You’ve landed an interview at a major corporation. Business Analyst, Org Communication Intern, Customer Service Rep or Executive Assistant. You’re on your way in to the office now to meet the Human Resources rep and the hiring manager, resume in hand, knowing you’re literate, educated and ready for full-time employment.
You’re wondering about the competition. Marketing majors, perhaps. And Communication majors. Maybe a Psychology major in the mix, or someone who majored in Accounting. You’re looking at your resume, wondering what they have that you lack, or what you have that they lack. But that’s a line of thought that will just make you crazy. It’s pretty much an unanswerable question.
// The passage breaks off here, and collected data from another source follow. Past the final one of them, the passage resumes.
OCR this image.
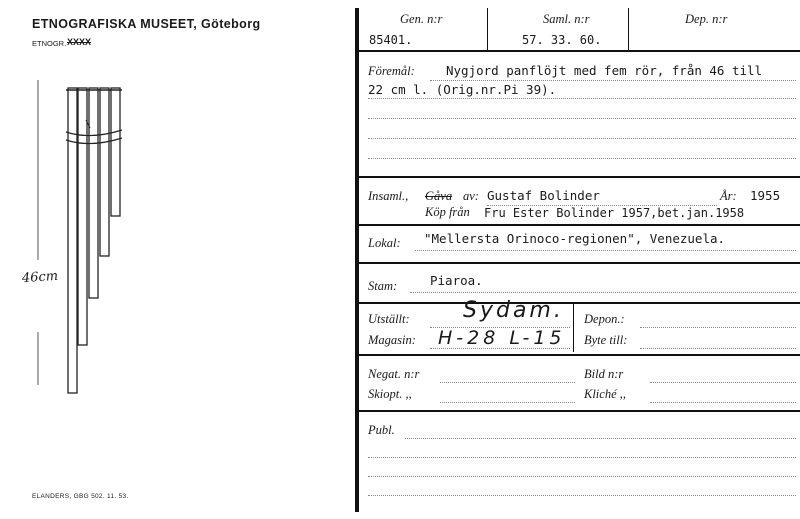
ETNOGRAFISKA MUSEET, Göteborg
ETNOGR. XXXX
46cm
ELANDERS, GBG 502. 11. 53.
Gen. n:r	Saml. n:r	Dep. n:r
85401.	57. 33. 60.
Föremål:	Nygjord panflöjt med fem rör, från 46 till
22 cm l. (Orig.nr.Pi 39).
Insaml., Gåva av: Gustaf Bolinder	År: 1955
Köp från Fru Ester Bolinder 1957,bet.jan.1958
Lokal: "Mellersta Orinoco-regionen", Venezuela.
Piaroa.
Stam:
Utställt: Sydam. Depon.:
Magasin: H-28 L-15 Byte till:
Negat. n:r	Bild n:r
Skiopt. ,,	Kliché ,,
Publ.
Instead of focusing on the competition, focus on the HR manager and then the hiring manager. Help them to see the advantages of hiring you. Let them figure out what you have to offer that the competition lacks. Of course that’s not altogether easy to do if you’re not familiar with their world, so here are some tips:
Business is constantly changing. Employees often have to ride the tide, the ups and downs of the financial rollercoaster, the frequent changes to process, policy, regulations, and more. What does an English major have to offer in an environment in flux? Having observed human behavior close up and personal right there in the best books ever written gives an English major a leg up on understanding how people behave during change. Plot is about change. Characters react to change. Did you learn anything as you met ordinary people in books who dealt with extraordinary change?
Business thinks it runs on “good data”—the newest, most current, the hottest, glitziest numbers. Truth is, business runs on good information, which is based on good data but requires analysis to transform it into good information. What the numbers mean, what the trends are or might suggest. That takes analysis. And what do English majors specialize in? Literacy and analysis. See the connection?
Businesses strive for better employee morale, yet employees are often sensitive, out of sorts, mad about something, uncertain or downright worried. Writing for an audience like that isn’t for the faint of heart. Literacy, of course, is more than mechanics. It’s tone, voice, diction, intention. Reaching an audience of sensitive, out of sorts, mad, uncertain or worried employees is not a job for someone who can’t write.
If you’re an English major, that’s what you have to offer a prospective employer. And don’t let anybody tell you otherwise.